When I felt I was well above where the turkeys would be, I inched up to the lip of my ridge and looked over to see if they were within sight. Fortunately, they weren’t. This allowed me to run over to the birds’ ridge and hurriedly set up against a tree.
Regardless of whether you hunt fall turkeys in the mountains, on rolling hills or in the flatlands and swamps of the South, one constant exists: You can use the terrain to hide your approach when charging a flock. Those terrain features might be a ridge like the one I used in the Virginia mountains, a hummock in the hill and valley regions or just a small rise in a flatlands swamp.
I heard the sounds of birds scratching from my position. Shortly afterward, several turkeys crested the edge of the flat below and began feeding.
Inexplicably, however, the flock hen decided to move toward the next ridge over. Laying my gun down, I quickly began screaming and running down the mountain. Chaos reigned among the flock’s members, and the entire assemblage took wing and pitched off the side of the mountain in every conceivable direction–a textbook scatter.
With the birds dispersed to all points of the compass, I set up against an oak that was 30 yards from the edge of the ridge. I waited 15 minutes and began yelping softly. Five minutes later, I began to utter frantic kee-kees–the sound of young turkeys lost and desperate to rejoin their flock. Ten minutes later, a jake poked his head over the edge of the flat, and my hunt was over. The young tom weighed 16 pounds–not bad for a Southern mountain bird.
QUICK TIPS
1 Although Southern hunters often debate whether to try to call in a flock first or scatter it and then call, I have had more success with the latter tactic.
2 The kee-kee run is the best call for fall turkey hunting. Basically, this call is a whistle-like wee-wee-wee, followed by yelps.

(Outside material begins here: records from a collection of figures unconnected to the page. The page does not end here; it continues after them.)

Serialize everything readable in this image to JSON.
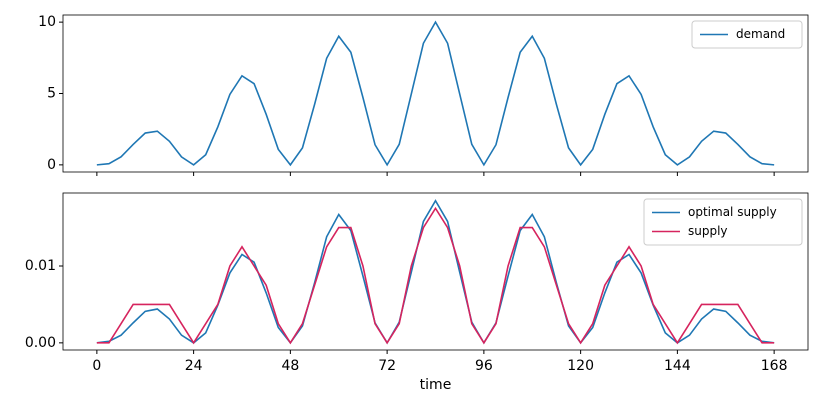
{
  "chart_data": [
    {
      "type": "line",
      "x": [
        0,
        3,
        6,
        9,
        12,
        15,
        18,
        21,
        24,
        27,
        30,
        33,
        36,
        39,
        42,
        45,
        48,
        51,
        54,
        57,
        60,
        63,
        66,
        69,
        72,
        75,
        78,
        81,
        84,
        87,
        90,
        93,
        96,
        99,
        102,
        105,
        108,
        111,
        114,
        117,
        120,
        123,
        126,
        129,
        132,
        135,
        138,
        141,
        144,
        147,
        150,
        153,
        156,
        159,
        162,
        165,
        168
      ],
      "series": [
        {
          "name": "demand",
          "color": "#1f77b4",
          "values": [
            0,
            0.08,
            0.56,
            1.43,
            2.23,
            2.36,
            1.65,
            0.56,
            0,
            0.71,
            2.66,
            4.94,
            6.24,
            5.69,
            3.54,
            1.09,
            0,
            1.19,
            4.23,
            7.47,
            9.01,
            7.89,
            4.72,
            1.41,
            0,
            1.44,
            4.97,
            8.52,
            10,
            8.52,
            4.97,
            1.44,
            0,
            1.41,
            4.72,
            7.89,
            9.01,
            7.47,
            4.23,
            1.19,
            0,
            1.09,
            3.54,
            5.69,
            6.24,
            4.94,
            2.66,
            0.71,
            0,
            0.56,
            1.65,
            2.36,
            2.23,
            1.43,
            0.56,
            0.08,
            0
          ]
        }
      ],
      "xlim": [
        -8.4,
        176.4
      ],
      "xticks": [
        0,
        24,
        48,
        72,
        96,
        120,
        144,
        168
      ],
      "ylim": [
        -0.5,
        10.5
      ],
      "yticks": [
        0,
        5,
        10
      ],
      "legend": "upper right"
    },
    {
      "type": "line",
      "x": [
        0,
        3,
        6,
        9,
        12,
        15,
        18,
        21,
        24,
        27,
        30,
        33,
        36,
        39,
        42,
        45,
        48,
        51,
        54,
        57,
        60,
        63,
        66,
        69,
        72,
        75,
        78,
        81,
        84,
        87,
        90,
        93,
        96,
        99,
        102,
        105,
        108,
        111,
        114,
        117,
        120,
        123,
        126,
        129,
        132,
        135,
        138,
        141,
        144,
        147,
        150,
        153,
        156,
        159,
        162,
        165,
        168
      ],
      "series": [
        {
          "name": "optimal supply",
          "color": "#1f77b4",
          "values": [
            0,
            0.0002,
            0.001,
            0.0026,
            0.0041,
            0.0044,
            0.0031,
            0.001,
            0,
            0.0013,
            0.0049,
            0.0091,
            0.0115,
            0.0105,
            0.0065,
            0.002,
            0,
            0.0022,
            0.0078,
            0.0138,
            0.0167,
            0.0146,
            0.0087,
            0.0026,
            0,
            0.0027,
            0.0092,
            0.0158,
            0.0185,
            0.0158,
            0.0092,
            0.0027,
            0,
            0.0026,
            0.0087,
            0.0146,
            0.0167,
            0.0138,
            0.0078,
            0.0022,
            0,
            0.002,
            0.0065,
            0.0105,
            0.0115,
            0.0091,
            0.0049,
            0.0013,
            0,
            0.001,
            0.0031,
            0.0044,
            0.0041,
            0.0026,
            0.001,
            0.0002,
            0
          ]
        },
        {
          "name": "supply",
          "color": "#d6245e",
          "values": [
            0,
            0,
            0.0025,
            0.005,
            0.005,
            0.005,
            0.005,
            0.0025,
            0,
            0.0025,
            0.005,
            0.01,
            0.0125,
            0.01,
            0.0075,
            0.0025,
            0,
            0.0025,
            0.0075,
            0.0125,
            0.015,
            0.015,
            0.01,
            0.0025,
            0,
            0.0025,
            0.01,
            0.015,
            0.0175,
            0.015,
            0.01,
            0.0025,
            0,
            0.0025,
            0.01,
            0.015,
            0.015,
            0.0125,
            0.0075,
            0.0025,
            0,
            0.0025,
            0.0075,
            0.01,
            0.0125,
            0.01,
            0.005,
            0.0025,
            0,
            0.0025,
            0.005,
            0.005,
            0.005,
            0.005,
            0.0025,
            0,
            0
          ]
        }
      ],
      "xlim": [
        -8.4,
        176.4
      ],
      "xticks": [
        0,
        24,
        48,
        72,
        96,
        120,
        144,
        168
      ],
      "xlabel": "time",
      "ylim": [
        -0.00093,
        0.0195
      ],
      "yticks": [
        {
          "value": 0,
          "label": "0.00"
        },
        0.01
      ],
      "legend": "upper right"
    }
  ]
}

3 If, during your scatter, the flock flies or runs off together, don’t waste time trying to call in the birds. Your attempt will most likely be futile. Try to relocate the gang and attempt to scatter the birds again.
4 Lay your gun down before attempting a charge. Never fire into a flock; doing so makes them too scared to be called back in and runs the risk of wounding a bird.
5 Don’t try to outcall the flock hen. If you hear her uttering the assembly yelp (a series of a dozen or so yelps), move toward her and attempt to run her off.